Выбрать главу
Она

Я не помню, предлагала она мне переобуться или нет. Кажется, были какие-то тапки, которые ждали всегда у входа. Квартира была большая, но принимали меня всегда исключительно на кухне. Так было удобнее. Вошел, переобулся и сразу налево. Да и статус мой не предполагал каких-то особых церемоний. Я даже не знаю, сколько там у них было комнат. Впрочем, это меня не слишком занимало. Я знал, что переехали в Сильвестров переулок они недавно и, наверное, еще не до конца обжились. Тень какого-то неуюта чувствовалась во всем: и в этом полутемном коридоре со всегда плотно закрытыми дверьми, и в этих ее коротких валенках, в которых она как-то старушечьи скользила по паркету, и даже в чае, к которому не полагалось ничего, кроме двух сушек. Кстати, ей тогда было совсем немного лет. Даже могу точно сказать — пятьдесят семь. У нее день рождения как раз 13 января. А я был у них накануне.

Итак, зима, метель, кружка дымящегося чая на краю стола.

— Вам с сахаром? — спрашивает она с той же торжественной интонацией, с какой задавала вопросы в своей телевизионной программе «Любите ли вы театр?».

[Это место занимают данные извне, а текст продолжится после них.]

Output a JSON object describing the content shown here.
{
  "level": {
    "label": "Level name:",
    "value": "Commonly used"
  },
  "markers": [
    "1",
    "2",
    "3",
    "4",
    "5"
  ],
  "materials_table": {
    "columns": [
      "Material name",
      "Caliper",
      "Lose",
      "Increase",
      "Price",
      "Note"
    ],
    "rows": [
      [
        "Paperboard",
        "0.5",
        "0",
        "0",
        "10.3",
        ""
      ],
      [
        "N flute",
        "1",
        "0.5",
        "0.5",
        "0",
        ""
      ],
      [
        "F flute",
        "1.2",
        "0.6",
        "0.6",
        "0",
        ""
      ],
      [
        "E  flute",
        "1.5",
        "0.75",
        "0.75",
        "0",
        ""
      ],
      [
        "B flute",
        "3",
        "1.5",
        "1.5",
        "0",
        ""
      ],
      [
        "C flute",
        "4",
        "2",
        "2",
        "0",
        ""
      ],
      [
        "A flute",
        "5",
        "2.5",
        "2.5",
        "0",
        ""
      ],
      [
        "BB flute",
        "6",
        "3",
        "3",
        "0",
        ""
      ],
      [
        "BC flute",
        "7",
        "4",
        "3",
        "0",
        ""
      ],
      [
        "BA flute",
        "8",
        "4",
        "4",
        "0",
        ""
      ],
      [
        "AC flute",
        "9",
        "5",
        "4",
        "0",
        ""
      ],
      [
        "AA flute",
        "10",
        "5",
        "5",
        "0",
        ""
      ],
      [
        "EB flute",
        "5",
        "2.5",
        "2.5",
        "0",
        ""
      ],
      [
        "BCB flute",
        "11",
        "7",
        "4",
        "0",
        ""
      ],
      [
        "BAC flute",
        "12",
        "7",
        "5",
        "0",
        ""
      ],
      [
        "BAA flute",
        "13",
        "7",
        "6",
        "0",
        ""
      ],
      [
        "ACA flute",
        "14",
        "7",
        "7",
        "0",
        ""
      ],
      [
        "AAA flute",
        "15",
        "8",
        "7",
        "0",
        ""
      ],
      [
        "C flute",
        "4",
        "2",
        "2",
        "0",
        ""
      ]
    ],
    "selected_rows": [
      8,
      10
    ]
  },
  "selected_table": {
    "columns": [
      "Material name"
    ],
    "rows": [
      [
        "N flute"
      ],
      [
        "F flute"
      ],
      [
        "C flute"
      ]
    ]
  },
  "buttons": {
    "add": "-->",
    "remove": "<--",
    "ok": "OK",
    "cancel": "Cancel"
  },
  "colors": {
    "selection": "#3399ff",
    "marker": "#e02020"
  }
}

Седая челка, испытующий, строгий взгляд, серебряный перстень. Я его мгновенно узнал. Много раз видел на телеэкране, как он благородно посверкивает у нее на руке. Хотя она почти не жестикулировала, когда говорила. Мне потом Рустам Хамдамов объяснил, что настоящие актрисы никогда не позволяют себе говорить руками, а только паузами, взглядом, молчанием. Наталья Анатольевна Крымова не была актрисой. Она была театральным критиком. Самым известным и самым влиятельным из всех, кого я тогда знал. За ней были ее репутация, ее статьи и книги, ее телевизионная слава и ее муж Анатолий Эфрос. К тому времени, когда мы познакомились, их имена, спаянные более чем тридцатилетним браком, воспринимались как символ блестящего и равноправного союза двух незаурядных личностей, аналогов которого в отечественной культуре не так-то легко найти. Ну, может, Галина Вишневская и Мстислав Ростропович или Майя Плисецкая и Родион Щедрин. Но там артистки, исполнительницы, а тут критик, писатель, признанный интеллектуал. Все слова, заметьте, мужского рода. В Крымовой тоже чувствовалось что-то очевидно мужское. Или уж точно неженское. Какая-то строгая категоричность и непреклонность. Если бы ее взяли в артистки, она была бы гениальным Комиссаром в «Оптимистической трагедии». Ей так шли черные кожанки, полувоенного покроя куртки, безрукавки. После смерти Эфроса она долго донашивала его пиджаки. В этом был ее стиль и даже некий

statement: не хочу никому нравиться, ничего не знаю и знать не хочу про вашу моду. Никакой там пудры, оборок, дамского рукоделия. Хотя, как потом выяснилось, все прекрасно умела делать по дому и даже неплохо готовила. Но не любила. Это было совсем не ее. А что любила? Повелевать и властвовать. Ей нравилось быть Хозяйкой. Именно с этим чувством она входила в кадр своих телевизионных программ. Именно так ощущала себя в редакции журнала «Театр», когда заведовала там отделом критики. Именно так вела себя на многочисленных обсуждениях в ВТО и круглых столах, куда ее приглашали сказать свое веское слово. Есть Крымова и все остальные. Есть немногословная Королева и некая галдящая массовка рядом. И даже те, кто никак к этой массовке себя не причислял и даже позволял себе не соглашаться с ее мнением, все равно воспринимались как эпизодические и случайные персонажи в прекрасном театральном романе, который она сама же и сочиняла, расчетливо возвышая одних, безжалостно изничтожая других и в упор не желая замечать третьих. Стоит ли говорить, что главным героем этого романа был Эфрос. По негласному уговору она, разумеется, никогда не писала ни о нем, ни о его спектаклях. Но они всегда незримо присутствовали в ее размышлениях о театре, о судьбе культуры, о миссии художника.